Open cfriedt opened 4 years ago
Here is a potential candidate for speeding up compile-time const reflections. Of course, runtime reflections would be better suited to machine-specific instructions / inline assembly.
constexpr uint8_t bitrev4(const uint8_t& nibble) {
const uint8_t lut[] = {
/* [0b0000] = */ 0b0000,
/* [0b0001] = */ 0b1000,
/* [0b0010] = */ 0b0100,
/* [0b0011] = */ 0b1100,
/* [0b0100] = */ 0b0010,
/* [0b0101] = */ 0b1010,
/* [0b0110] = */ 0b0110,
/* [0b0111] = */ 0b1110,
/* [0b1000] = */ 0b0001,
/* [0b1001] = */ 0b1001,
/* [0b1010] = */ 0b0101,
/* [0b1011] = */ 0b1101,
/* [0b1100] = */ 0b0011,
/* [0b1101] = */ 0b1011,
/* [0b1110] = */ 0b0111,
/* [0b1111] = */ 0b1111,
};
return lut[nibble & 0xf];
}
constexpr uint8_t bitrev8(const uint8_t& byte) {
return
0
| (bitrev4(byte >> 0) << 4)
| (bitrev4(byte >> 4) << 0)
;
}
template <typename T>
constexpr T bitrev(const T& x)
{
constexpr size_t N = sizeof(x);
T y(0);
for(uint8_t k = 0; k < N; ++k) {
uint8_t a = x >> (k * 8);
uint8_t b = x >> (N - k - 1);
b = bitrev8(b);
a = bitrev8(a);
y |= T(b) << (k * 8);
y |= T(a) << (N - k - 1);
}
return y;
}
Ultimately we would like to avoid reflecting input at runtime.
There is a special case highlighted in #63 - where "reflected tables" are generated instead of specifying "reflect input" and "reflect output".
The generated table is entirely incompatible, but it eliminates any computationally expensive runtime reflection for that special case.
There is a pretty simple way to optimize
reflect()
in the case where N (the number of bits) is a multiple of 4 (or 8). We can use a LUT of length 16 (or 256) where each entry in the LUT is simply the bit-reversed entry of its index. This would mean that allreflect()

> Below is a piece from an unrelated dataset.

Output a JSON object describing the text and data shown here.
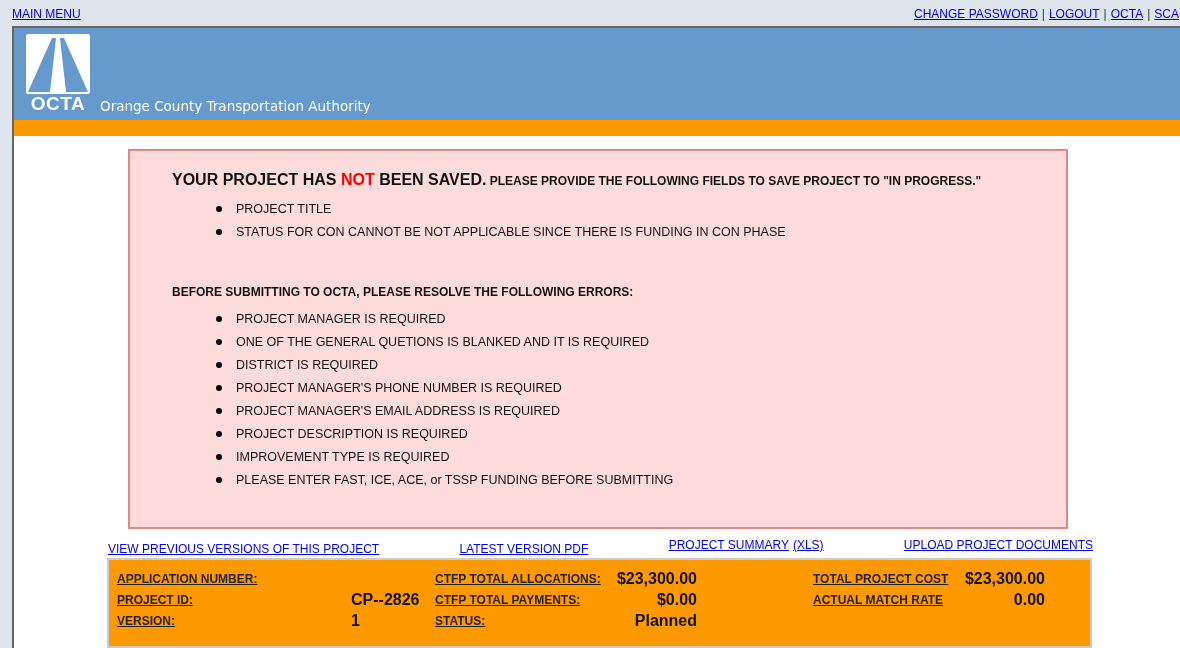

calls would beO( log( N ) )
operations rather thanO( N )
. Possibly for embedded systems we may want to use a LUT of length 16, but on most systems 256 bytes is nothing significant.At runtime, reflect could be optimized by using machine-specific instructions. E.g. on ARM this would correspond to
RBIT
and onx86_64
this would correspond to ??. There is a longstanding bug in GCC to provide a compiler builtin specifically for this purpose.https://gcc.gnu.org/bugzilla/show_bug.cgi?id=50481
It would be nice to quantize the speedup as well. That will likely involve pre-generating a significant amount of random data of varying word-lengths and then calling the function repeatedly, then dividing the total execution time by the number of calls made to
reflect()
.Doing this with C++ templates is pretty straight forward. I would like to look into C11 generics (issue #13) before this is done though, since that could simplify the C API.